As "forças de ocupação" dos
donos do Império, do Território
e do Dinheiro sobrepuseram-se
sempre aos interesses de vida da
maioria da população brasileira. Percorrendo os seus caminhos de dominação, ao longo
dos últimos dois séculos, podem
ser encontradas as razões da riqueza e da miséria da nação
brasileira.
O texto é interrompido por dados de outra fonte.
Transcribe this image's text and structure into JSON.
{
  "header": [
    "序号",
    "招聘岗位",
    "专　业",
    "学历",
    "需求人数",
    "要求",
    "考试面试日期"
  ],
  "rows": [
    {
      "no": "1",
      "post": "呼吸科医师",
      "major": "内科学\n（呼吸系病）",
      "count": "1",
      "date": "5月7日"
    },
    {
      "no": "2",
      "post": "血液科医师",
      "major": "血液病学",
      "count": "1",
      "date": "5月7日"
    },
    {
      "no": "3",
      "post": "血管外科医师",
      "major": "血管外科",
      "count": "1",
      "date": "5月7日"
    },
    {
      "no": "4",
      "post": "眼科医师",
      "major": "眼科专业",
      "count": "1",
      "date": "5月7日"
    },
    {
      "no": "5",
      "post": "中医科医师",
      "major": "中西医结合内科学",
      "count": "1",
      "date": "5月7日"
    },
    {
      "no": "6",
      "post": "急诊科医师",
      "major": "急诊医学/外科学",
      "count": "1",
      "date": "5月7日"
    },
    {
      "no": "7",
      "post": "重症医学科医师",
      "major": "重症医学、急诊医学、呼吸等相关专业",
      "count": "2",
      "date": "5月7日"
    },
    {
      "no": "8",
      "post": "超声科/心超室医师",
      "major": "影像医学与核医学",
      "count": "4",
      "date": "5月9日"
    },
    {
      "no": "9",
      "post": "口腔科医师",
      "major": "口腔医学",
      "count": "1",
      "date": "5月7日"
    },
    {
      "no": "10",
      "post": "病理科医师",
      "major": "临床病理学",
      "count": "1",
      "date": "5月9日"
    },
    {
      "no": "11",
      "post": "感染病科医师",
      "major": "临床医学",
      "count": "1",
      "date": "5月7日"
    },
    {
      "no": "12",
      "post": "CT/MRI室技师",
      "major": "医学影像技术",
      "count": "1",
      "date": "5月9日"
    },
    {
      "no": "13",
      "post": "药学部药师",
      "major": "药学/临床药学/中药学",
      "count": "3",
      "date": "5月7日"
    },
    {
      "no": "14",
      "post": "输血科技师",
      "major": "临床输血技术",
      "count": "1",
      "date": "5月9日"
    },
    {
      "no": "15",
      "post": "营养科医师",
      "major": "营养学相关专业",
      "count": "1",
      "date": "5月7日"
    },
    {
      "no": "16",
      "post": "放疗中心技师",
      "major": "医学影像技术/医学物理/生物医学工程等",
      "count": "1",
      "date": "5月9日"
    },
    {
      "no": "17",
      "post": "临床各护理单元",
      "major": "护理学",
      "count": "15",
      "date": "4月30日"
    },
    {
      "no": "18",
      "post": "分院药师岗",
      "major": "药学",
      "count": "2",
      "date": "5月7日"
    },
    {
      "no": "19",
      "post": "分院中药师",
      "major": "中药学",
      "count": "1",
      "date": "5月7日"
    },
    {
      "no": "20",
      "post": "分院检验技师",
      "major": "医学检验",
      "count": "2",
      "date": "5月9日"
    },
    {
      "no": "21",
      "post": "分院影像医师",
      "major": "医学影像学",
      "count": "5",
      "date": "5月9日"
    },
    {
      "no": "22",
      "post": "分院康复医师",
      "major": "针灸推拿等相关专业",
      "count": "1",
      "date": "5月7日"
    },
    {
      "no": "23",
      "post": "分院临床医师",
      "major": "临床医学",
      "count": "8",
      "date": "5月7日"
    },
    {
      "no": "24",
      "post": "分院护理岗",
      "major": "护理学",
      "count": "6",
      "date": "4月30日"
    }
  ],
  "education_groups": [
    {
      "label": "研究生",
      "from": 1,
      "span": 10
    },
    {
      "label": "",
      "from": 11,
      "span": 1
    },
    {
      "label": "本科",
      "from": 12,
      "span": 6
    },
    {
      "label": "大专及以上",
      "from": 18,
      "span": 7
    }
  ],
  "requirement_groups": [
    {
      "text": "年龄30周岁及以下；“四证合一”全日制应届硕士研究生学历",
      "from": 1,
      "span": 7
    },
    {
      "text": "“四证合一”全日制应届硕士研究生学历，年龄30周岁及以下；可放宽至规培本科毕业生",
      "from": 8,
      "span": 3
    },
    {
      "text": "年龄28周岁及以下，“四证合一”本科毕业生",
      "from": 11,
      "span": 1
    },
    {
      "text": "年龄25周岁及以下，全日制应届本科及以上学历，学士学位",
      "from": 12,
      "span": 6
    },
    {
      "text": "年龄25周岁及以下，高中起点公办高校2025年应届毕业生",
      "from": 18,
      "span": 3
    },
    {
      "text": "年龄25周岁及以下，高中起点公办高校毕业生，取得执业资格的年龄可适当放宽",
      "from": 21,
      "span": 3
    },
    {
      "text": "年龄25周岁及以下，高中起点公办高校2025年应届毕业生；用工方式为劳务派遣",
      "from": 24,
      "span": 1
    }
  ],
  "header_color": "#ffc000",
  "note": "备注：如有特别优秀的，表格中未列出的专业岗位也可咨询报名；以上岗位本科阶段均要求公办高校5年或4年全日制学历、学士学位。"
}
É por isso que as bandeiras da emancipação nacional, da democracia e da justiça
social continuam, hoje como ontem, a ser bandeiras esfarrapadas por sucessivas derrotas.
No entanto, essas bandeiras
emancipatórias são indissociáveis e, enquanto não se tornarem uma ideologia hegemônica
e consciente da maioria da sociedade nos sucessivos embates
das lutas populares, não será
possível mudar o significado
histórico de um projeto de desenvolvimento para o futuro.
Maria da Conceição Tavares, 68, economista, é
professora emérita da Universidade Federal do
Rio de Janeiro (UFRJ), professora associada da
Universidade de Campinas (Unicamp) e ex-deputada federal (PT-RJ).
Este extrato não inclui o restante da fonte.